O Ses Türkiye’de jüri üyeleri her ne kadar aksini iddia etseler de yarışmanın amacı kazanana bir müzik kariyeri sağlamak değil. Bu, sıradan insanları seçip, onlara yeteneklerini sergileyecekleri bir platform sunarak, hayatlarını değiştirmeyi vaad eden bir şov. Çocukluğumuzda bize gazlanan, eğer çok çalışırsanız ve yeterince kararlı olursanız istediğiniz herşeyi olabilirsiniz fikrine dayanıyor. Halbuki gerçek hayat öyle değil. O Ses Türkiye’de egemenlik orta sınıfta. O dünyada herşey rasyonel, organize ve bürokratik. Ve ne seyirciler, ne yarışmacılar ve aileleri ne de set ekibi bu egemen sınıfa dahil, onlar bildiğimiz underdog çünkü. Gerçek dünyada eşitsizliğin dereceleri var. Sınıf, ırk, din, dil, cinsiyet gibi ayrımlar söz konusu.
Seyirciler bir tür duygusal yatırım yaparak, SMS oylamasıyla birlikte kazananın kaderini belirlediği ve zaferine ortak olduğunu düşünüyor. Favori yarışmacılarını oylamaları söylenen izleyiciler, kimi seviyorlarsa, ya da hangi sevdikleri juri üyesinin adayını seviyorlarsa onun için SMS gönderiyorlar. O gecenin en iyi performansını veren, en iyi şarkıyı söyleyene değil. Ayrıca seyirci şovun doğası gereği mağdurdan yana olduğu için müzik piyasasında pazarlanabilir olanı bilhassa seçmeyip en olmayacak adaylara yöneliyor.

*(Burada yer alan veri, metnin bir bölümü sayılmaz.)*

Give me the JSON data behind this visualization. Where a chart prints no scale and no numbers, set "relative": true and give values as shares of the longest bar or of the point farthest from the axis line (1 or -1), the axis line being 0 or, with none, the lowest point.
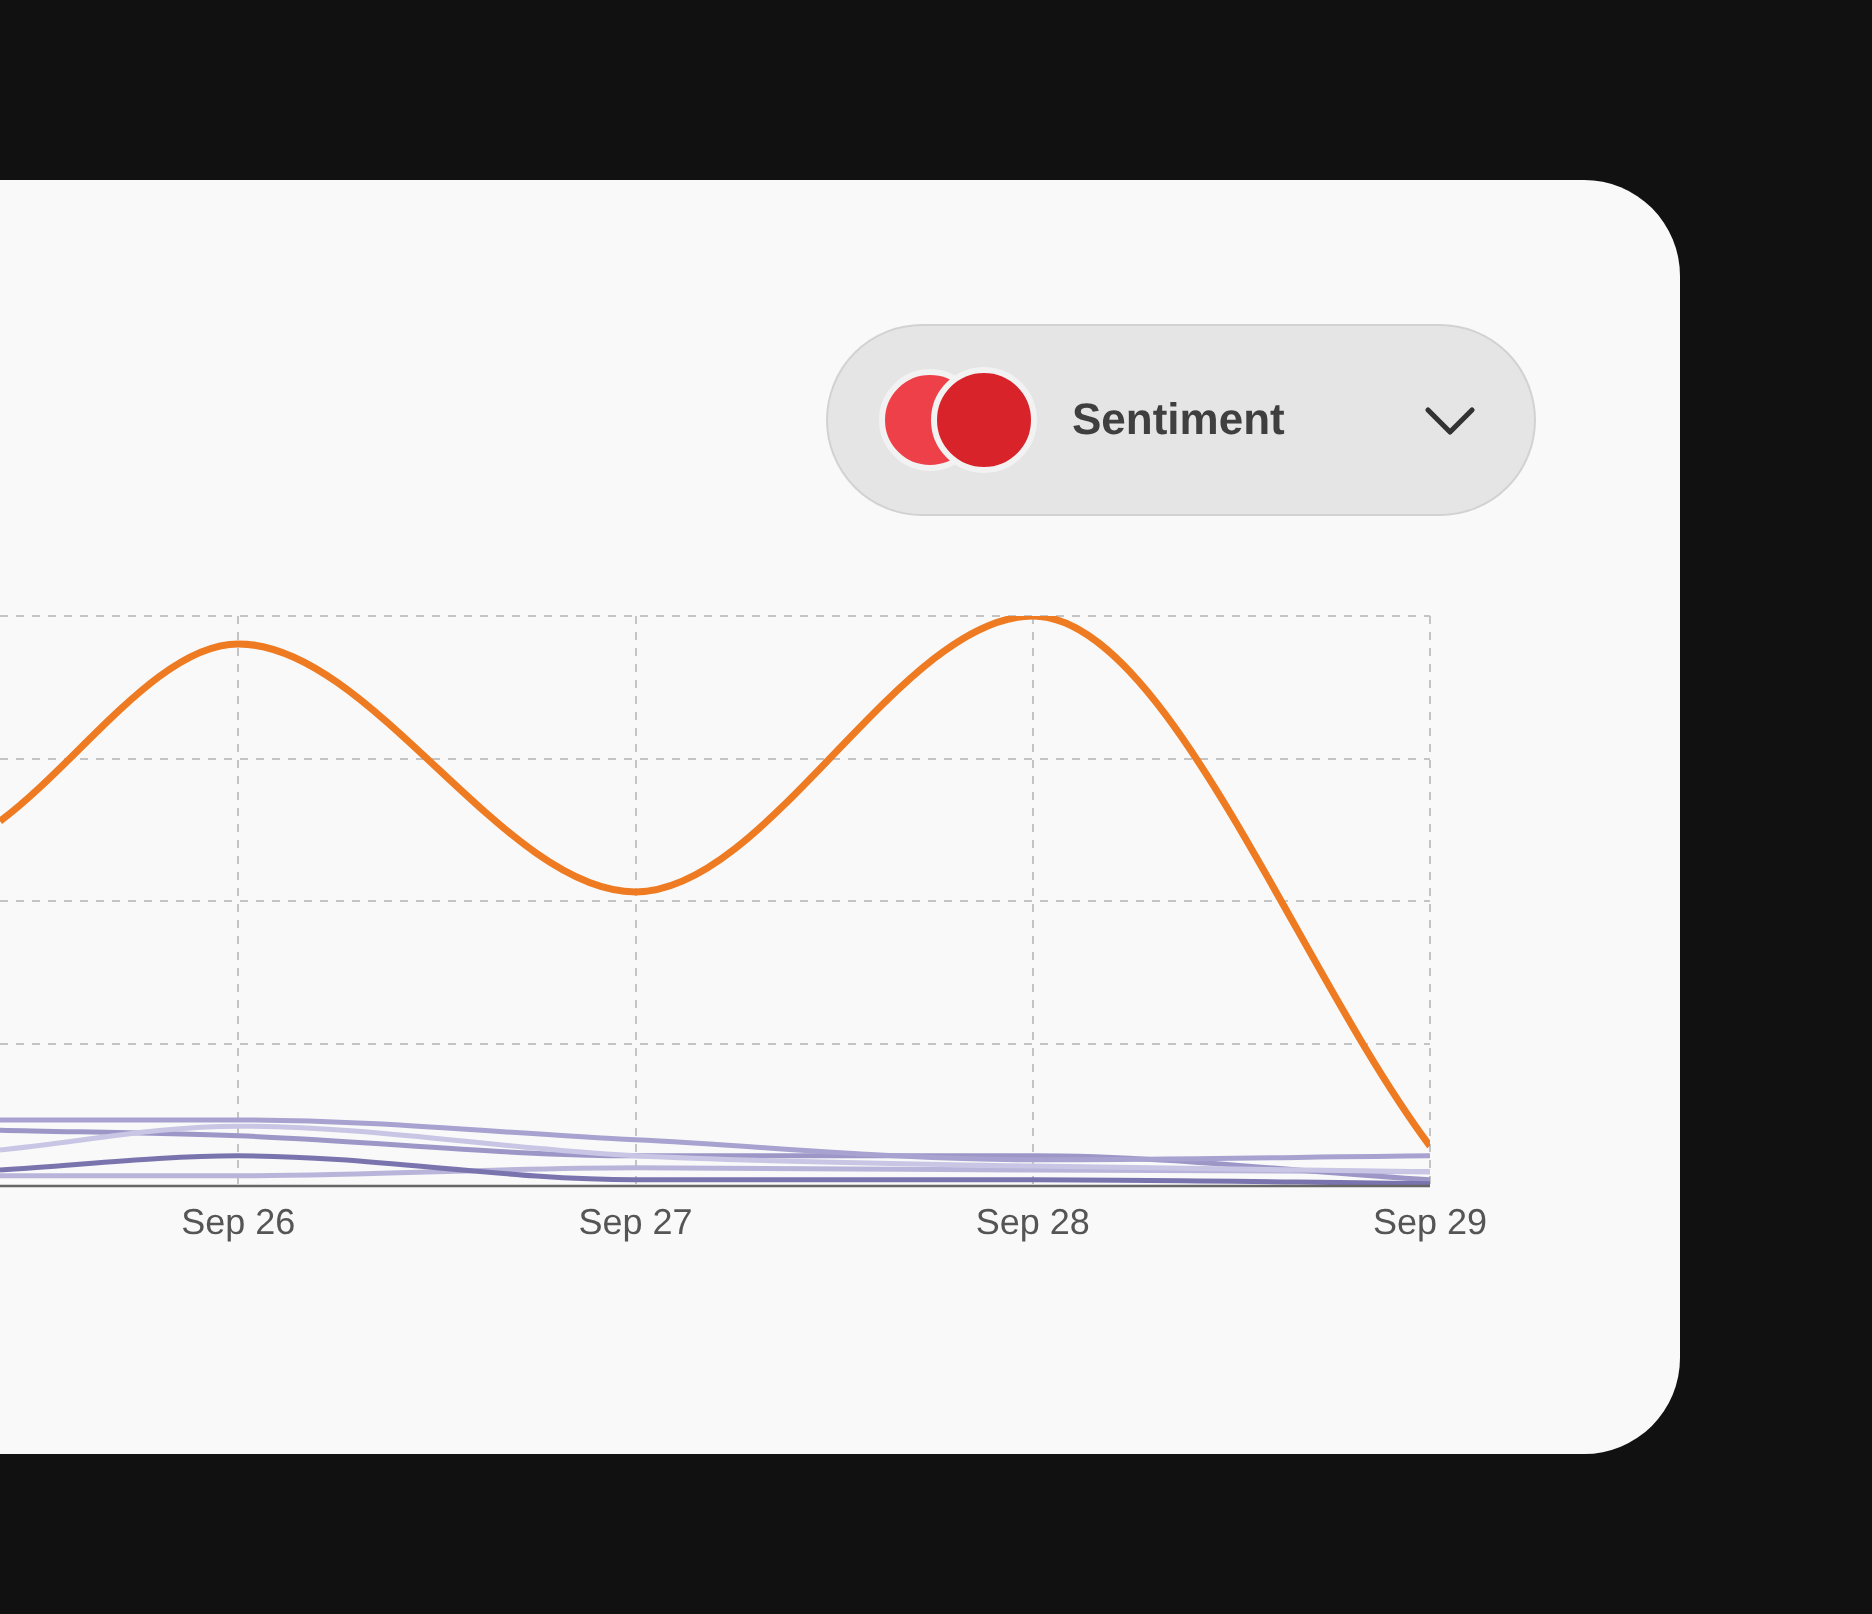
{
  "chart_data": {
    "type": "line",
    "relative": true,
    "grid": true,
    "legend": false,
    "marker": "none",
    "line_style": "solid",
    "x": [
      "--09-25T09:36",
      "--09-26",
      "--09-27",
      "--09-28",
      "--09-29"
    ],
    "xlim": [
      "--09-25T09:36",
      "--09-29"
    ],
    "xticks": [
      {
        "value": "--09-26",
        "label": "Sep 26"
      },
      {
        "value": "--09-27",
        "label": "Sep 27"
      },
      {
        "value": "--09-28",
        "label": "Sep 28"
      },
      {
        "value": "--09-29",
        "label": "Sep 29"
      }
    ],
    "series": [
      {
        "color": "#a8a2d0",
        "values": [
          0.116,
          0.116,
          0.081,
          0.046,
          0.053
        ]
      },
      {
        "color": "#c9c5e4",
        "values": [
          0.063,
          0.105,
          0.053,
          0.035,
          0.025
        ]
      },
      {
        "color": "#7a74ae",
        "values": [
          0.028,
          0.053,
          0.011,
          0.011,
          0.004
        ]
      },
      {
        "color": "#9d97c8",
        "values": [
          0.098,
          0.088,
          0.053,
          0.053,
          0.011
        ]
      },
      {
        "color": "#b9b5da",
        "values": [
          0.018,
          0.018,
          0.032,
          0.028,
          0.025
        ]
      },
      {
        "color": "#ee7b22",
        "values": [
          0.64,
          0.951,
          0.516,
          1.0,
          0.07
        ]
      }
    ],
    "annotations": [
      "Sentiment"
    ]
  }
}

Genelde yapımcılar, aslında uzun yıllar alan eğitim kısmını çok hızlı ve üstünkörü geçiyor. Dolayısıyla her kariyerde görülebilecek hazırlanma, çalışma, deneme, reddedilme, yenilme, tekrar deneme, yeniden yenilme, şekillenme aşamalarını hiç görmeden sıradan insanların bir haftadan diğer haftaya olağanüstü beceriler sergileyerek jüriyi etkilediğini izliyoruz. Böylece vasatın da kazanma şansı olabileceğine dair saçma bir yargı oluşuyor.

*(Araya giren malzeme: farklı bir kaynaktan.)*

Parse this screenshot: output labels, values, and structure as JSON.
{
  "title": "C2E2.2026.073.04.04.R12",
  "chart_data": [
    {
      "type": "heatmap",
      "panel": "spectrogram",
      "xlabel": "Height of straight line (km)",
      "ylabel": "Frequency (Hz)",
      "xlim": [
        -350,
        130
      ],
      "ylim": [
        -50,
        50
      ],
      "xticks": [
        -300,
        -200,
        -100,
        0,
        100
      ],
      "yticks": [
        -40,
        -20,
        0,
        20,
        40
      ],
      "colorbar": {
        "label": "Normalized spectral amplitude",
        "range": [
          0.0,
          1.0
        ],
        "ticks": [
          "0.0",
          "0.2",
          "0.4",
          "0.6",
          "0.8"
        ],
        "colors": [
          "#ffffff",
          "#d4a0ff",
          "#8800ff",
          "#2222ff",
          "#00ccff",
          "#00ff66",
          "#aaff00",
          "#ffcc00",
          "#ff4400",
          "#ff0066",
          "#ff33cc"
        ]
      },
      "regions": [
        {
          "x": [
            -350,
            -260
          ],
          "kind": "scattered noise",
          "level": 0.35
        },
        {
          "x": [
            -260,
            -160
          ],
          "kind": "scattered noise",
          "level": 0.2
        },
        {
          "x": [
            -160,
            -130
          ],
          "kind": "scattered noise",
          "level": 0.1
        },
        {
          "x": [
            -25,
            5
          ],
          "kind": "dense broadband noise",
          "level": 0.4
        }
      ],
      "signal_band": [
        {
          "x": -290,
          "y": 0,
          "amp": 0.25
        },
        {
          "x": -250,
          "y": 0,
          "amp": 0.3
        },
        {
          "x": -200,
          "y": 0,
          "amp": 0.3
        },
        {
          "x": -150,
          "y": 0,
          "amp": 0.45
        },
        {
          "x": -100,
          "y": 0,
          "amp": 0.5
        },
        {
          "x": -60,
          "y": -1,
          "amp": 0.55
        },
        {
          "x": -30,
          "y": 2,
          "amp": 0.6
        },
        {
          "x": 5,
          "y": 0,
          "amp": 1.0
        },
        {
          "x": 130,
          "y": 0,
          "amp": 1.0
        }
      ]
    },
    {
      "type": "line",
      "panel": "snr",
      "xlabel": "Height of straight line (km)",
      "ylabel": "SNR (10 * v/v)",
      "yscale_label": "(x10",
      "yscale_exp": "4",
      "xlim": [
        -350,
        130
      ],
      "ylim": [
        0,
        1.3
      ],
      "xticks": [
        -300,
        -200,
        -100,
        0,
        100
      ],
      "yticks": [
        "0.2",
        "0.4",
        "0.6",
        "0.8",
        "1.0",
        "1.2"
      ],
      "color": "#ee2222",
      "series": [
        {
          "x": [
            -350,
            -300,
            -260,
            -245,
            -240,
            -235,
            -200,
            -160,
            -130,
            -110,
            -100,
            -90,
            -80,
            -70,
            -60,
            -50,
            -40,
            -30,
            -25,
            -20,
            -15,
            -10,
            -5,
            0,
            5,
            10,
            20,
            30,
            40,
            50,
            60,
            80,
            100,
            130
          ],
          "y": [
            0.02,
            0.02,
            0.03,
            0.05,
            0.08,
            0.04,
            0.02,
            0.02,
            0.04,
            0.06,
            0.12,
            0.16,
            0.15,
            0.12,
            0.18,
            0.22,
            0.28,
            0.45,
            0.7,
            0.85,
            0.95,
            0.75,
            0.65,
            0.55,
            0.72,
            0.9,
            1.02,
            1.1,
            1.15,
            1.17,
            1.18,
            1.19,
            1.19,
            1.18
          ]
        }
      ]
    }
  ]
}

Ben bu gece ağırlıklı olarak sakallı bıyıklı yanyana dizilmiş mafya tetikçisi dört tane adamı izledim. La Joconde’un sakallı versiyonu Hasan Doğru, sinirli mafya tetikçisi rolündeydi. Kimseyi öldüremezse çekirgelerin bacaklarını ayıracak gibi bir hali vardı. Tabii aslında bu bir şarkı yarışması olduğundan arada şarkılar da söylendi. Biraz da onlardan bahsedeyim. Hasan Doğru Dadaloğlu, Mert Demir Shape of My Heart, Abdullah Cilviz Bahçe Duvarını Aştım, Ersin Yılmaz Aldırma Gönül’ü söyledi. Mert Demir daha sonra Paramparça’yı da söyledi. Bu kadar derin, duygulu babasının ölümünden bahseden bir şarkıyı hoplaya zıplaya acayip danslar ederek söyledi, kendisini tebrik ediyorum. Bence annesi ve kardeşleriyle birlikte elmalı kurabiyeler yesin ve rock söyleme sevdasından vazgeçsin. Kutu Kutu Pense, Bir Aslan Miyav Dedi böyle şarkılar söylesin. Abdullah’a gelince öyle danslar etti ki yerinde duramadı. Gencecik insanlarda bu nasıl bir ciddiyettir anlamadım? Abdullah o kadar sabit durdu ki, sahnenin üstündeki çarpının oraya çaktılar sandım.
Programın şampiyonu Hasan açık ara farkla rakibi Abdullah’I geride bıraktı. Kendisine Acun’un da dediği gibi bol şans diliyorum. Umarım programın “incisİ” olarak hiç incinmez. Önceki şampiyonlar gibi silinip gitmez. Hem zaten o haftalardır stüdyoda olmaktan çok sıkıldı. Arabayı da arkadaşlarına verecek. Arada iki çorba koyup bir şarkı patlatır artık.